I really don't remember what the commercial was trying to sell, but it was pretty funny. The reason it was funny was because of the simple absurdity of the idea of do-it-yourself surgery.
I wish the same were true in my area. Unfortunately, do-it-yourself law is alive and well. There seem to be an especially large number of do-it-yourselfers in the machinery business (perhaps it is the urge to tinker), but there are plenty in other walks of life as well.
Do-it-yourselfers tend to work in two ways. First, they may conclude that this law stuff is not so hard and may simply draft a contract or other legal document on their own. Or, they may pull a form off the Internet. Internet forms may either be very bad generally, or totally unsuited to the transaction at hand. The result is usually, at best, a very unclear document. At worst, the document may be completely unenforceable.
Second, there are clients who like leftovers. They may have paid me or another lawyer to draft a non-disclosure agreement or other document for a prior transaction. Instead of calling again, they take it upon themselves to re-use the document for a new transaction. Often, they will decide to "improve" the document on their own.
The problem is that the prior document was almost certainly prepared with a different transaction in mind. Needless to say, the provisions that one would optimally include when a seller differ from those of a buyer. Further, the prior document may have been drafted with particular provisions that were peculiar to the particular transaction. Such provisions may include, for example, highly negotiated terms that were grudgingly accepted for the transaction then at hand, but that should never be re-used if at all possible.
I'm not saying that reusing a document is inherently a bad thing, if it is done by a lawyer. Lawyers reuse documents all the time, including documents from prior transactions for the same client. The difference is that we know how to modify the document so that it is tailored for the present transaction. It is very common that a second transaction for a client is much less expensive than the first because it is not necessary to start from ground zero.
I have said this before and I am going to keep saying it until people start listening: If you get professional help on the front end in setting up your business and preparing your company's legal documents, you will not only be lowering your risks, you will likely end up saving money on legal fees.

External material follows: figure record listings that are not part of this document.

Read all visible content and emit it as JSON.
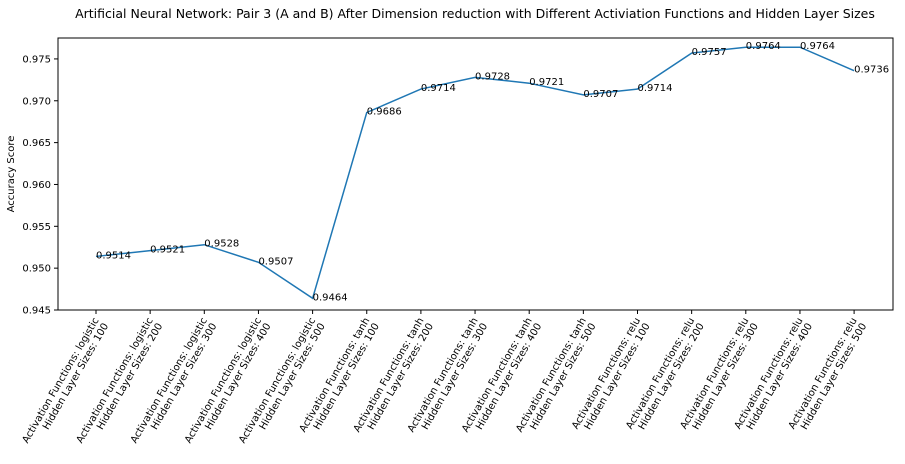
{
  "chart_data": {
    "type": "line",
    "title": "Artificial Neural Network: Pair 3 (A and B) After Dimension reduction with Different Activiation Functions and Hidden Layer Sizes",
    "xlabel": "",
    "ylabel": "Accuracy Score",
    "ylim": [
      0.945,
      0.9775
    ],
    "yticks": [
      "0.945",
      "0.950",
      "0.955",
      "0.960",
      "0.965",
      "0.970",
      "0.975"
    ],
    "grid": false,
    "line_color": "#1f77b4",
    "categories": [
      [
        "Activation Functions: logistic",
        "Hidden Layer Sizes: 100"
      ],
      [
        "Activation Functions: logistic",
        "Hidden Layer Sizes: 200"
      ],
      [
        "Activation Functions: logistic",
        "Hidden Layer Sizes: 300"
      ],
      [
        "Activation Functions: logistic",
        "Hidden Layer Sizes: 400"
      ],
      [
        "Activation Functions: logistic",
        "Hidden Layer Sizes: 500"
      ],
      [
        "Activation Functions: tanh",
        "Hidden Layer Sizes: 100"
      ],
      [
        "Activation Functions: tanh",
        "Hidden Layer Sizes: 200"
      ],
      [
        "Activation Functions: tanh",
        "Hidden Layer Sizes: 300"
      ],
      [
        "Activation Functions: tanh",
        "Hidden Layer Sizes: 400"
      ],
      [
        "Activation Functions: tanh",
        "Hidden Layer Sizes: 500"
      ],
      [
        "Activation Functions: relu",
        "Hidden Layer Sizes: 100"
      ],
      [
        "Activation Functions: relu",
        "Hidden Layer Sizes: 200"
      ],
      [
        "Activation Functions: relu",
        "Hidden Layer Sizes: 300"
      ],
      [
        "Activation Functions: relu",
        "Hidden Layer Sizes: 400"
      ],
      [
        "Activation Functions: relu",
        "Hidden Layer Sizes: 500"
      ]
    ],
    "values": [
      0.9514,
      0.9521,
      0.9528,
      0.9507,
      0.9464,
      0.9686,
      0.9714,
      0.9728,
      0.9721,
      0.9707,
      0.9714,
      0.9757,
      0.9764,
      0.9764,
      0.9736
    ],
    "data_labels": [
      "0.9514",
      "0.9521",
      "0.9528",
      "0.9507",
      "0.9464",
      "0.9686",
      "0.9714",
      "0.9728",
      "0.9721",
      "0.9707",
      "0.9714",
      "0.9757",
      "0.9764",
      "0.9764",
      "0.9736"
    ]
  }
}
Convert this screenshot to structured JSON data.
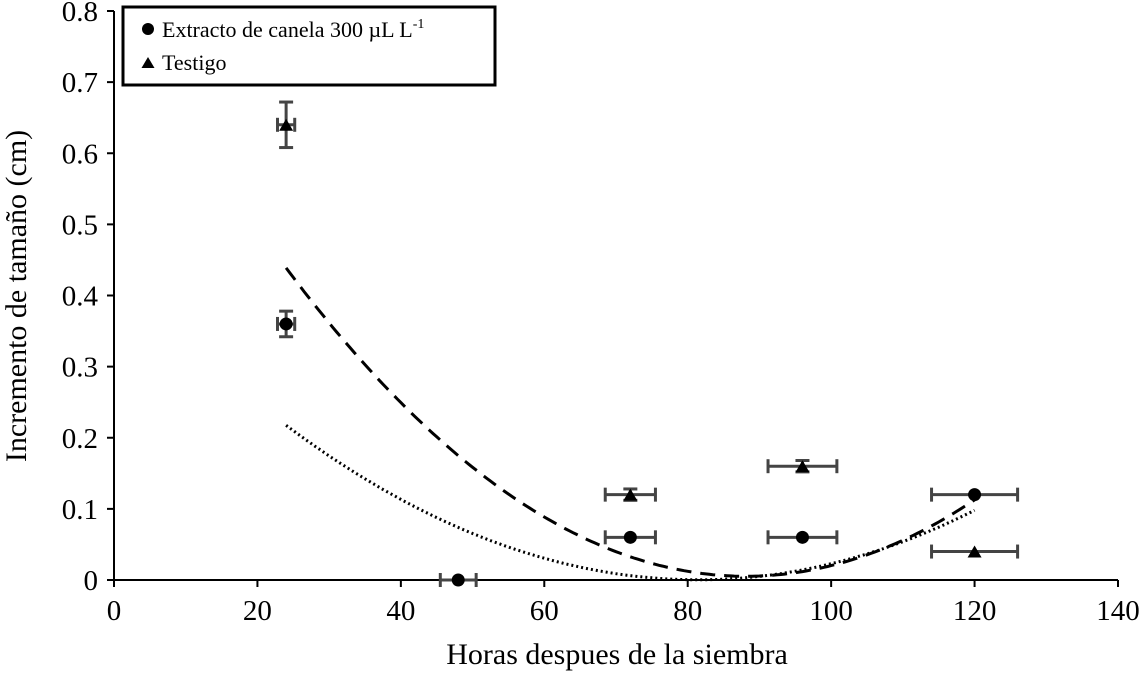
{
  "chart_data": {
    "type": "scatter",
    "title": "",
    "xlabel": "Horas despues de la siembra",
    "ylabel": "Incremento de tamaño (cm)",
    "xlim": [
      0,
      140
    ],
    "ylim": [
      0,
      0.8
    ],
    "x_ticks": [
      0,
      20,
      40,
      60,
      80,
      100,
      120,
      140
    ],
    "y_ticks": [
      0,
      0.1,
      0.2,
      0.3,
      0.4,
      0.5,
      0.6,
      0.7,
      0.8
    ],
    "x_tick_labels": [
      "0",
      "20",
      "40",
      "60",
      "80",
      "100",
      "120",
      "140"
    ],
    "y_tick_labels": [
      "0",
      "0.1",
      "0.2",
      "0.3",
      "0.4",
      "0.5",
      "0.6",
      "0.7",
      "0.8"
    ],
    "grid": false,
    "legend_position": "top-left",
    "series": [
      {
        "name": "Extracto de canela 300 µL L",
        "name_superscript": "-1",
        "marker": "circle",
        "color": "#000000",
        "points": [
          {
            "x": 24,
            "y": 0.36,
            "xerr": 1.2,
            "yerr": 0.018
          },
          {
            "x": 48,
            "y": 0.0,
            "xerr": 2.5,
            "yerr": 0.0
          },
          {
            "x": 72,
            "y": 0.06,
            "xerr": 3.5,
            "yerr": 0.0
          },
          {
            "x": 96,
            "y": 0.06,
            "xerr": 4.8,
            "yerr": 0.0
          },
          {
            "x": 120,
            "y": 0.12,
            "xerr": 6.0,
            "yerr": 0.0
          }
        ],
        "trend": {
          "style": "dotted",
          "type": "quadratic",
          "a": 6.58e-05,
          "b": -0.01072,
          "c": 0.4369,
          "x_range": [
            24,
            120
          ]
        }
      },
      {
        "name": "Testigo",
        "marker": "triangle",
        "color": "#000000",
        "points": [
          {
            "x": 24,
            "y": 0.64,
            "xerr": 1.2,
            "yerr": 0.032
          },
          {
            "x": 72,
            "y": 0.12,
            "xerr": 3.5,
            "yerr": 0.008
          },
          {
            "x": 96,
            "y": 0.16,
            "xerr": 4.8,
            "yerr": 0.008
          },
          {
            "x": 120,
            "y": 0.04,
            "xerr": 6.0,
            "yerr": 0.0
          }
        ],
        "trend": {
          "style": "dashed",
          "type": "quadratic",
          "a": 0.0001055,
          "b": -0.01859,
          "c": 0.8242,
          "x_range": [
            24,
            120
          ]
        }
      }
    ]
  }
}
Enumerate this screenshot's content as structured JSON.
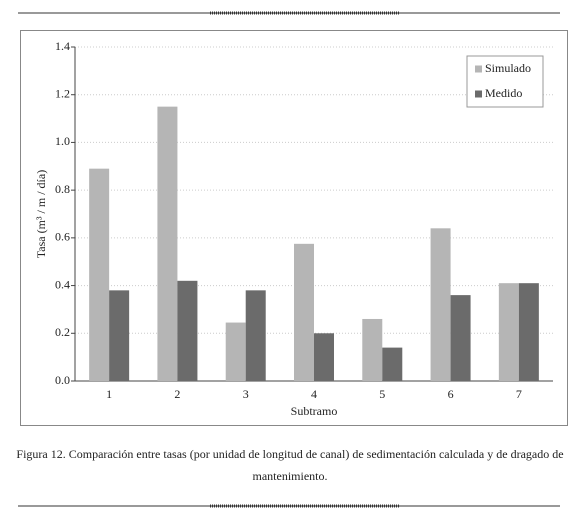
{
  "chart_data": {
    "type": "bar",
    "caption": "Figura 12. Comparación entre tasas (por unidad de longitud de canal) de sedimentación calculada y de dragado de  mantenimiento.",
    "xlabel": "Subtramo",
    "ylabel": "Tasa (m³ / m / día)",
    "categories": [
      "1",
      "2",
      "3",
      "4",
      "5",
      "6",
      "7"
    ],
    "series": [
      {
        "name": "Simulado",
        "color": "#b5b5b5",
        "values": [
          0.89,
          1.15,
          0.245,
          0.575,
          0.26,
          0.64,
          0.41
        ]
      },
      {
        "name": "Medido",
        "color": "#6b6b6b",
        "values": [
          0.38,
          0.42,
          0.38,
          0.2,
          0.14,
          0.36,
          0.41
        ]
      }
    ],
    "ylim": [
      0,
      1.4
    ],
    "yticks": [
      {
        "value": 0,
        "label": "0.0"
      },
      0.2,
      0.4,
      0.6,
      0.8,
      {
        "value": 1,
        "label": "1.0"
      },
      1.2,
      1.4
    ],
    "grid": true,
    "legend": "upper right"
  }
}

Further, if you work with an attorney consistently, the attorney will get to know your business and understand your risk tolerance. In most instances, costs will be lower after the first transaction, because the attorney will not have to reinvent the wheel and, when appropriate, can reuse documents, but tailor them to the current transaction.
It all harkens back to another commercial from many years ago about the wisdom changing the oil in your car early and often. As the mechanic on that commercial said: "You can pay me now, or pay me later." What I mean by this is that any savings from doing it yourself will quickly evaporate if your homemade document leads you into litigation. Litigation is virtually certain to be many times more expensive than the cost of a properly prepared contract or other legal document.
Professionally drafted documents do not guarantee keeping you out of litigation, but they certainly lower the risk and are much more likely to stand up if challenged in court or arbitration.